Even now, in deep blue places like New York, many argue for staying in the Democratic Party to influence primaries: “That’s where the real decisions are made.” For decades, this also has been sold as a clever calculation. But it suffers from the same obliviousness to political incentives and failure of foresight.
Registering as Democrats to vote in primaries signaled something larger than tactical positioning. It taught the party—both parties—that a critical mass of Jews will stay Democrat, no matter what.
And once that message was absorbed, the logic of “lesser evil” politics guaranteed a far greater evil. Fringe voices were welcomed and elevated. The “least bad” became intolerable. There was no incentive for it not to. Today, candidates who support Jewish genocide are viable—because Jewish support has been rendered unconditional.
Rabbi Sacks mapped the pattern
In a 2018 speech to the House of Lords, the late Rabbi Jonathan Sacks pithily identified the three stages of political development that turn Jew-hatred from a fringe psychotic obsession to an existential societal threat:
- “It moves from the fringes of politics to a mainstream party and its leadership.”
- That party “sees that its popularity is not harmed thereby,” i.e., pays no price for embracing and normalizing it.
- “Those who protest are vilified and abused.”
All three conditions have been firmly and publicly in place for at least a decade.
The only element that ever lay within Jewish control was whether the party paid a price. Thanks to the dynamics explained above, however, there has been no cost, no harm to the Democrats for betraying the Jews. And so the Jews were betrayed, vilified and abused.
Sticks beat carrots
For decades, Jewish organizations, political consultants, and bundlers have told Jewish donors that carrots work. That praise and money, mostly money, buy access and influence. That being “at the table” matters.
Of course, they did; that’s how they raise and make money. In politics, carrots are sometimes a lubricant but primarily a fundraising grift; almost all the money ends up in the pockets of middlemen and vendors. And when it comes down to it, sticks will always beat carrots to a pulp.
Every group that commands respect and power in politics does so by imposing demands and delivering ultimatums. Jewish leaders did the opposite. They continued obsequiously genuflecting to—funding, endorsing and participating in—a system that was marginalizing, scapegoating, and endangering Jews, Judaism and Israel.
It’s not just the Democrats
The consequences of Jewish communal failure to understand political incentives are bipartisan.
Just as a famous Republican reportedly once spat, “F**k the Jews. They don’t vote for us anyway,” Democrats long ago concluded: “F**k the Jews. They vote for us no matter what.”
Thankfully, most Republicans still share the values of Jewish communities and support Jewish survival, Jewish peoplehood, and the Jewish State. But that is not a result of Jewish political prowess; it is despite Jewish strategic failure—and it is encountering increasingly voluble pushback on that side of the aisle as well.
This is no longer about social acceptance or sectarian dollars. It’s about survival. There is no leverage without imposing consequences.

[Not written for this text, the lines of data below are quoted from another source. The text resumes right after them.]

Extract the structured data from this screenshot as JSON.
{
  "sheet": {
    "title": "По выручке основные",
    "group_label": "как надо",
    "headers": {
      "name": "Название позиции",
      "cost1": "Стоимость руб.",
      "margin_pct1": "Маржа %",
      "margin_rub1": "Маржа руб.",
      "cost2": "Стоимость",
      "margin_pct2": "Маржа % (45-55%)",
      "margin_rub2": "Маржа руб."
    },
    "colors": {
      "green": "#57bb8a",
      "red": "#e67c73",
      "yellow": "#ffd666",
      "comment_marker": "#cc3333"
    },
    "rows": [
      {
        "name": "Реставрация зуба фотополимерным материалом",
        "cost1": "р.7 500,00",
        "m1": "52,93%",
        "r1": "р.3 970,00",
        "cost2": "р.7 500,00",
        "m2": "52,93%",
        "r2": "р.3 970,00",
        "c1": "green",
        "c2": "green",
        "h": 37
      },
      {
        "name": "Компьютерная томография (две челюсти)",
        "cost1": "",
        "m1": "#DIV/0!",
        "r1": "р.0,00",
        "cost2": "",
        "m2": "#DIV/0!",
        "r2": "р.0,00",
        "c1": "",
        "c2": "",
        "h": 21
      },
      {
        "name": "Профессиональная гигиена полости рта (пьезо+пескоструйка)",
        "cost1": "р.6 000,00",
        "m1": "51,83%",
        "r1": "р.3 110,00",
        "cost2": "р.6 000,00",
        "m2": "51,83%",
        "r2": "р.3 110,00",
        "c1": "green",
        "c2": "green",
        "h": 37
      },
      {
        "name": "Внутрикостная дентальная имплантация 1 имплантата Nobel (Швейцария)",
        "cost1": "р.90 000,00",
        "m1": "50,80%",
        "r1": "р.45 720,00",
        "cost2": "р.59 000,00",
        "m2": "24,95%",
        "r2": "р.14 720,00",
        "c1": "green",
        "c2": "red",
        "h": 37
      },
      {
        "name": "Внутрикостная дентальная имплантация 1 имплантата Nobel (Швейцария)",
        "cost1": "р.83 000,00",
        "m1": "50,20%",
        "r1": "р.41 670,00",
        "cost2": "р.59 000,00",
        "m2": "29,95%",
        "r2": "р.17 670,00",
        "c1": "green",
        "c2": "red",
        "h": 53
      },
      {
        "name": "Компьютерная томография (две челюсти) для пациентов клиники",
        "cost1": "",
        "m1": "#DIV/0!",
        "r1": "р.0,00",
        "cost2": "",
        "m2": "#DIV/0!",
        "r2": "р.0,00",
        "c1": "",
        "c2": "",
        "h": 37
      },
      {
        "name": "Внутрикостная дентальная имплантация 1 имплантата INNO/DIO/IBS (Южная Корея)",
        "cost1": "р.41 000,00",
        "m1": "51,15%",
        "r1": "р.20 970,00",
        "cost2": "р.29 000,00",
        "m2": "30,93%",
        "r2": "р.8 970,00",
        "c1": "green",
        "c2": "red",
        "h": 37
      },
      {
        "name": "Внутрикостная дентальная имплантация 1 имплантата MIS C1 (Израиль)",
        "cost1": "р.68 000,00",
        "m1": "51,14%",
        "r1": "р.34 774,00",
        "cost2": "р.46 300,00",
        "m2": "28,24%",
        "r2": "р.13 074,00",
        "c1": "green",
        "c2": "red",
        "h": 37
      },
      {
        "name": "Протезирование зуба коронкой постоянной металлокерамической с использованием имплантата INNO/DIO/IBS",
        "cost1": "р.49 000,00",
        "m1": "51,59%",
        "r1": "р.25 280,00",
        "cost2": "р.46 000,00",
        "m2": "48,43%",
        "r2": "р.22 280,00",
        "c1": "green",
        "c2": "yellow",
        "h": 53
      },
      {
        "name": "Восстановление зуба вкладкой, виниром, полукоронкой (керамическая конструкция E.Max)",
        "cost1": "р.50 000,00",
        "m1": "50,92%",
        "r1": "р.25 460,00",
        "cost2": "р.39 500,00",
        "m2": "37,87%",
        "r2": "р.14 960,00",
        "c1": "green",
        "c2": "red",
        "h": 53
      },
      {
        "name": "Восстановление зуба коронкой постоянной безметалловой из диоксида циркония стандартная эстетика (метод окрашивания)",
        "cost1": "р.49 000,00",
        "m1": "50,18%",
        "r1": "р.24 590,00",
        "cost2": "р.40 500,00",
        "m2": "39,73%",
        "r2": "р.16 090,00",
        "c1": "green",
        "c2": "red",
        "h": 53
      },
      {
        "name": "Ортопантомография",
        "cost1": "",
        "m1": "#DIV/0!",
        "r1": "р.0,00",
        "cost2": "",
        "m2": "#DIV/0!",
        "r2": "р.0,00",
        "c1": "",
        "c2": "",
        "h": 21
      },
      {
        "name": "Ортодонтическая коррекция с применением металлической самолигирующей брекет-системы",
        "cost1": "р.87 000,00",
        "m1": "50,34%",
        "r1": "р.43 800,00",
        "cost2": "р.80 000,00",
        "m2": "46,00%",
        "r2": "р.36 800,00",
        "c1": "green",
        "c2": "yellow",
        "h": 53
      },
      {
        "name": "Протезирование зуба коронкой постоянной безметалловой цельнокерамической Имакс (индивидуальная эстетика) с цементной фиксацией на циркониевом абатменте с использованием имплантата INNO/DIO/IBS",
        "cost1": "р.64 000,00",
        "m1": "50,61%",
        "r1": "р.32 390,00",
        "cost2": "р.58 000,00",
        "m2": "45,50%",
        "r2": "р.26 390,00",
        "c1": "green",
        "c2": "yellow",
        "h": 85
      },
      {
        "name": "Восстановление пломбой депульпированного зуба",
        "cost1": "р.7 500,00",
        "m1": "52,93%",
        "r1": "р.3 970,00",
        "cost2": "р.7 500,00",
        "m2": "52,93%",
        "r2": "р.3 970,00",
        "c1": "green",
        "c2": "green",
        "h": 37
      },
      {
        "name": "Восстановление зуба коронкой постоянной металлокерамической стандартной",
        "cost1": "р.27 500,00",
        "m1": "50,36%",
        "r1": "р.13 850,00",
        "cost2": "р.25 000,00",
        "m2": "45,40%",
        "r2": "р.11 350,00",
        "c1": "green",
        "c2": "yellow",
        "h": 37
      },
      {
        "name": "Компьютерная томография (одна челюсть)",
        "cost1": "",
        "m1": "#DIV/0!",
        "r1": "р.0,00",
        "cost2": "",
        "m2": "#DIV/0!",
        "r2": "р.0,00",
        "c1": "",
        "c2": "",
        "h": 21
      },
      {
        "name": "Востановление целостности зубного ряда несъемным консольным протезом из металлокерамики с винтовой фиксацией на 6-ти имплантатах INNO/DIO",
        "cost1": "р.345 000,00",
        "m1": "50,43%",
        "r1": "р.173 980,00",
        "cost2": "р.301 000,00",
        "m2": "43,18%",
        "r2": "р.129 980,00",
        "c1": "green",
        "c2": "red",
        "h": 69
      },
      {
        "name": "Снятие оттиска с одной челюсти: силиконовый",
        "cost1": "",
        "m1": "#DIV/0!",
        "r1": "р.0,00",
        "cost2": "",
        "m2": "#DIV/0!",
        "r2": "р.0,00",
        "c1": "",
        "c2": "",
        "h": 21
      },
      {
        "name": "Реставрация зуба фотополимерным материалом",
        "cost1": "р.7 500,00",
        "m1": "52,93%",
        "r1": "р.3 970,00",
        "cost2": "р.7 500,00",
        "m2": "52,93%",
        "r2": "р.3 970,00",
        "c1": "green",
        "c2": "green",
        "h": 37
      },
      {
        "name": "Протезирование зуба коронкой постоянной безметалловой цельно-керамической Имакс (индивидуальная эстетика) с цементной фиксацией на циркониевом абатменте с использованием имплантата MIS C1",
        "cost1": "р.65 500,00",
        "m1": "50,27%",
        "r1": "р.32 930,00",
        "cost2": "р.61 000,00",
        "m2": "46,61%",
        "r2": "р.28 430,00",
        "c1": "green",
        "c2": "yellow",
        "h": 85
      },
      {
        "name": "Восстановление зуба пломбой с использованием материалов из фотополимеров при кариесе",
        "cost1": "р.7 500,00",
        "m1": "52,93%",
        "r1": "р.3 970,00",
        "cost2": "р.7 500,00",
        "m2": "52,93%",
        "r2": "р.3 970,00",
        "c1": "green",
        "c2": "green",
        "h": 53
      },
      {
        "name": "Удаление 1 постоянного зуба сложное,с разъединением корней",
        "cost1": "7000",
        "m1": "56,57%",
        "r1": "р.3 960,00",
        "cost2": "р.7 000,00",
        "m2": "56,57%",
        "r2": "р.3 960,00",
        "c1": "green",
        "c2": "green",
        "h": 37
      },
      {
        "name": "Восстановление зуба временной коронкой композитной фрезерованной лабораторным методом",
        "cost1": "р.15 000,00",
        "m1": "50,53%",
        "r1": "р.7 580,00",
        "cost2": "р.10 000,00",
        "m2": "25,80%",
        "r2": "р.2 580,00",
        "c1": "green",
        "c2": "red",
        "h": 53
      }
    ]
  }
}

The time to leave was long ago. The time to make them pay a price is now.
The Democratic Party should be shown—both parties should be shown —unequivocally, that promoting genocide-apologist antisemites will no longer be rewarded with Jewish support, money, votes, collaboration or silence. That there is, in fact, pain for mainstreaming antisemitism. That their party “is harmed thereby.”
Only that might restore some measure of political clout to America’s Jews and bring the Jewish life in America—and the Democratic Party —back from the brink.